Here, she was safe. Here, she was in control.

Or at least, she had been until now.

Something was different this time. The familiar sanctuary felt... watched. As though someone else had followed her down the careful paths of her mind. Angela pressed herself against the cave wall, its coolness seeping through her mental projection. The copper taste was gone, replaced by the mineral tang of underground springs. But for the first time in all her visits here, she wasn't sure she was alone.

Her favorite memories were stored there, like pictures in a shoebox painted to look like a treasure chest. They were safehere, she was safe here, and eventually it would be over and she would be free.

A storm raged outside the cave and she thought she heard a voice in the wind calling her name. She ignored it, searching instead for the treasure chest of memories.

It called again, louder this time. She didn't recognize it but something inside her craved it. Reluctantly, she stopped looking for the box and crawled to the mouth of the cave to listen.

"Angela, come back," the voice called again. "Let me help you."

Nobody could help her. She was dying. If she stayed in here, it wouldn't hurt.

A shadow appeared in front of the cave and the voice called her again.

"Please, Angela. I can't lose you. Not when I've just found you."

Something in his voice reached deep into her chest and squeezed her heart. He sounded sincere, lonely, and like his heart was going to break.

She reached her hand out to him and he took it in his own clawed, scaled hand.

Private Angela McBride came to in the interrogation chamber and promptly vomited all over the table. With her first breath, she nearly aspirated the bile that seemed to coat her tongue. Strong arms held her up while a hand pounded her back until she could take a breath without choking.

She noted with some satisfaction that she'd managed to vomit all over Dr. Phillips notes. Tears streamed down her face while she turned to look at the man holding her.

Her gaze landed on a green, scaled neck, rising out of a white button down shirt collar to a face that looked like a cross between a human and a crocodile. Or maybe a gecko?

It was his eyes, though, that caught her. They were human and felt like home.

Chapter 2

Zoric's scales rippled with shock as he looked down at the woman in his arms. Her face should have been impossible - the universe didn't grant second chances at finding one's bonded mate. Yet every instinct in his body recognized her, craved her, needed to protect her.

The familiar ache in his chest, a constant companion since losing Dorcas, transformed into something new as Angela took another precious breath. His arms tightened around her, claws carefully positioned to avoid breaking her delicate human skin. Every breath she took was precious to him and his own lungs burned with the need to breathe for her.

The sterile human facility assaulted his chemoreceptors with layers of artificial scents - disinfectant, fear, stress hormones, and beneath it all, the sweet-salt taste of Angela's distress lingering in the air. His tongue flicked automatically, gatheringmore data about her condition than their primitive medical equipment could detect.

Diplomatic protocol demanded he step back, let the humans handle their prisoner according to their customs. But the newly-formed bond thrummed between them like a living thing, making every cell in his body rebel against letting her go. He'd forgotten how overwhelming a new bond could be - or perhaps it was different this time because he knew the cost of losing one.

"Mr. Zoric," the human interrogator snapped, her voice grating against his auditory membranes. "You can't be in here."

The title felt wrong - too human, too formal for what he had just become to Angela. But explaining that their souls had essentially merged would only complicate an already volatile situation. These humans, with their rigid hierarchies and suspicion of the unknown, weren't ready to understand the depth of what had just happened.

"Just Zoric, Dr. Phillips," he corrected her but made no move to leave. The other half of his soul was still chained to a chair and it would hurt her to snap the chains by pulling her. Removing her from them was going to require the assistance of at least one of the humans around him.

"Zoric," Dr. Phillips corrected. "You are not authorized to be part of this session. I must ask you to put Private McBride down and leave."

"You were hurting her," Zoric protested. "You're not supposed to do that."

"We were not the ones hurting her," one of the soldiers behind him said.

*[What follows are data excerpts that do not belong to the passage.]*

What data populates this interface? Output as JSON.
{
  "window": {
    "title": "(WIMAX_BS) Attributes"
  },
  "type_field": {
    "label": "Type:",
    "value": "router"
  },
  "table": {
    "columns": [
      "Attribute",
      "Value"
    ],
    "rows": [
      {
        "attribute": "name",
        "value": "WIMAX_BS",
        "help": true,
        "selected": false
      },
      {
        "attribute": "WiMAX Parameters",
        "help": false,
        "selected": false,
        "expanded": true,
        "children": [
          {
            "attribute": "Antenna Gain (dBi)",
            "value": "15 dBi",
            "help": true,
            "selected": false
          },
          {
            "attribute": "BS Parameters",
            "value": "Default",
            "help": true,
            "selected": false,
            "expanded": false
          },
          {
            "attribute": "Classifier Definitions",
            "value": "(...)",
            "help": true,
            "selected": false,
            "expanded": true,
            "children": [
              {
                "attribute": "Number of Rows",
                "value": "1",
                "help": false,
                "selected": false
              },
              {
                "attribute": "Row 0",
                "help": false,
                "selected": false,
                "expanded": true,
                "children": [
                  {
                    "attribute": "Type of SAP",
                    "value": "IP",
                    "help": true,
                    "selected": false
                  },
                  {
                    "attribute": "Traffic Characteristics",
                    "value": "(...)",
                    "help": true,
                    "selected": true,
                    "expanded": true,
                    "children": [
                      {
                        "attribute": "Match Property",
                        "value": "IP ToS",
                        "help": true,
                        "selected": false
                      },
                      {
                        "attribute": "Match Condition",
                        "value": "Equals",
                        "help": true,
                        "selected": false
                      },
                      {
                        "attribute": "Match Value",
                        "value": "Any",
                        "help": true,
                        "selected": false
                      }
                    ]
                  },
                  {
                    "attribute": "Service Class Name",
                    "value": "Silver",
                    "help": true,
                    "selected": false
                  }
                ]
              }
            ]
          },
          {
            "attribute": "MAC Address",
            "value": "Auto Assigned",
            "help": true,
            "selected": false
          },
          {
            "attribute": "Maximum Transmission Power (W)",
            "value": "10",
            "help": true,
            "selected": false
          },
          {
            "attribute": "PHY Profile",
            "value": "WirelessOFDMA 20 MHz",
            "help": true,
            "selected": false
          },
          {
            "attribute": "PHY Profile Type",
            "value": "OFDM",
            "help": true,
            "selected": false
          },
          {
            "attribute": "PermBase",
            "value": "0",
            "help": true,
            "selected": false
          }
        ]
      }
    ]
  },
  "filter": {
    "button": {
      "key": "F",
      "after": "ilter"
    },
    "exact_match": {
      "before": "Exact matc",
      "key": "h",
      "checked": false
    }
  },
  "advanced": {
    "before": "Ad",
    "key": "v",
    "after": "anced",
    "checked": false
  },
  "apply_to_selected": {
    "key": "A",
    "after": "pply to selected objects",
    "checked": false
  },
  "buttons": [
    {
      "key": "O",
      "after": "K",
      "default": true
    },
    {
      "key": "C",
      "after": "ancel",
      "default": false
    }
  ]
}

"She was suffocating," Zoric said. "Couldn't you tell? And you triggered it on purpose."

"I did not," Dr. Phillips said. "I would never do that to a patient. We have not mapped all the things that trigger that response. I will have to make a note of this."

She looked down at her notes and her mouth curled in distaste. It was an expression he'd seen many times in his life and he schooled his own to not show his reaction to it. Not that any of the humans there could read his expressions. Or would bother to try.